Unitree en couverture de TIME et le GUARD Act : la bataille des robots humanoïdes entre la Chine et les États-Unis s’emballe

Illustration du débat au Congrès américain sur les robots humanoïdes chinois et la couverture TIME de Wang Xingxing

La même semaine. D’un côté, le magazine TIME consacre sa couverture à Wang Xingxing, fondateur et PDG d’Unitree, aux côtés du GD01, le robot mecha de neuf pieds capable de transporter un pilote dans son cockpit. De l’autre, le Congrès américain vote une loi qui interdit au Pentagone d’acheter ou d’opérer des robots humanoïdes fabriqués par des adversaires étrangers, Chine en tête. La coïncidence est trop nette pour être ignorée.

Le mecha de Wang Xingxing en couverture mondiale

Dans son premier entretien médiatique international, Wang Xingxing raconte à TIME comment l’idée du GD01 est née d’un combat de MMA. Il pensait d’abord à un robot de boxe, puis a grandi l’ambition : un mecha habité, capable de marcher sur deux ou quatre jambes, avec des poings en alliage de titane suffisamment puissants pour démolir un mur. La publication classe Unitree parmi les entreprises les plus influentes du monde, après avoir déjà inscrit Wang dans son classement TIME100 AI l’an dernier.

Ce coup médiatique n’est pas anodin. Unitree est déjà le fabricant de robots les plus vendus au monde sur certains segments, notamment les robots-chiens Go2 et les humanoïdes G1, diffusés dans des dizaines de pays y compris aux États-Unis. C’est précisément ce qui inquiète Washington.

Le GUARD Act : un ban commercial en préparation

La National Defense Authorization Act (NDAA) adoptée par la Chambre des représentants intègre une Section 163 qui interdit formellement au Pentagone de se procurer, louer ou opérer des robots humanoïdes autonomes liés à des « adversaires étrangers désignés » (Chine, Russie, Iran). Pour l’armée américaine, c’est désormais acté.

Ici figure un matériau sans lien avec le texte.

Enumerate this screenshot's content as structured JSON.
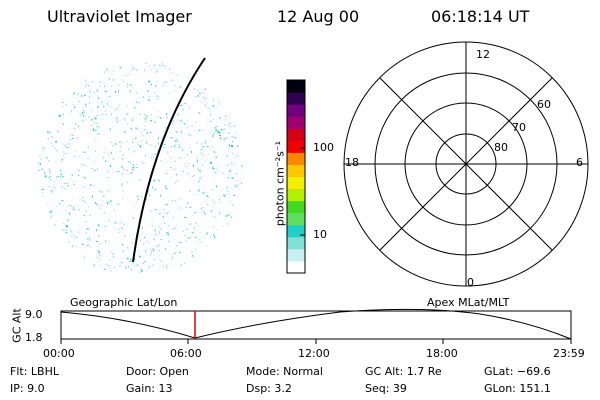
{
  "header": {
    "instrument": "Ultraviolet Imager",
    "date": "12 Aug 00",
    "time": "06:18:14 UT"
  },
  "colorbar": {
    "unit_label": "photon cm⁻²s⁻¹",
    "ticks": [
      "100",
      "10"
    ],
    "colors": [
      "#ffffff",
      "#c8f0f0",
      "#80e0d8",
      "#20d0c8",
      "#60e060",
      "#40d820",
      "#b0f000",
      "#f0f000",
      "#ffc800",
      "#ff8800",
      "#f00000",
      "#d00018",
      "#a00070",
      "#700080",
      "#300050",
      "#000010"
    ]
  },
  "polar": {
    "mlt_labels": {
      "top": "12",
      "left": "18",
      "right": "6",
      "bottom": "0"
    },
    "lat_labels": [
      "60",
      "70",
      "80"
    ]
  },
  "timeline": {
    "left_title": "Geographic Lat/Lon",
    "right_title": "Apex MLat/MLT",
    "axis_label": "GC Alt",
    "y_top": "9.0",
    "y_bottom": "1.8",
    "time_ticks": [
      "00:00",
      "06:00",
      "12:00",
      "18:00",
      "23:59"
    ],
    "marker_color": "#e00000"
  },
  "info": {
    "filter": "Flt: LBHL",
    "ip": "IP:  9.0",
    "door": "Door: Open",
    "gain": "Gain: 13",
    "mode": "Mode: Normal",
    "dsp": "Dsp:     3.2",
    "gc_alt": "GC Alt: 1.7 Re",
    "seq": "Seq: 39",
    "glat": "GLat: −69.6",
    "glon": "GLon: 151.1"
  }
}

Mais le projet de loi le plus redouté par l’industrie chinoise va plus loin. Le GUARD Act (Guarding the US Against Adversarial Robotics Dominance), porté par le représentant républicain John Moolenaar, president du comité spécial sur la Chine, vise à soumettre les robots humanoïdes et quadrupèdes chinois à une évaluation par la FCC pour inclusion sur sa « Covered List ». Cette désignation leur retirerait leurs licences de communication sans fil, rendant leur vente commerciale de facto impossible aux États-Unis.

La version actuelle de la NDAA a limité les restrictions au seul secteur militaire, laissant les ventes commerciales hors de portée pour l’instant. Mais Moolenaar pousse pour que la version complète du GUARD Act soit adoptée séparément.

Un écosystème américain divisé

La bataille n’est pas seulement géopolitique. Au sein même de l’industrie robotique américaine, le débat est vif. Peggy Johnson, PDG d’Agility Robotics (fabricant de Digit), soutient le GUARD Act et voit dans ces restrictions un signal fort pour les entreprises qui investissent dans des chaînes d’approvisionnement domestiques. Eric Jang, ancien vice-président de 1X Technologies, s’y oppose : il estime qu’un ban bloquerait l’accès des chercheurs américains à des robots compétitifs et ralentirait les avancées en IA physique.

Résultat : l’industrie robotique américaine est coupée en deux entre ceux qui veulent protéger le marché intérieur et ceux qui craignent qu’un isolement technologique ne creuse l’écart avec des acteurs chinois déjà bien avancés sur la commercialisation. Le fondateur d’Unitree, lui, continue de sourire depuis la couverture de TIME.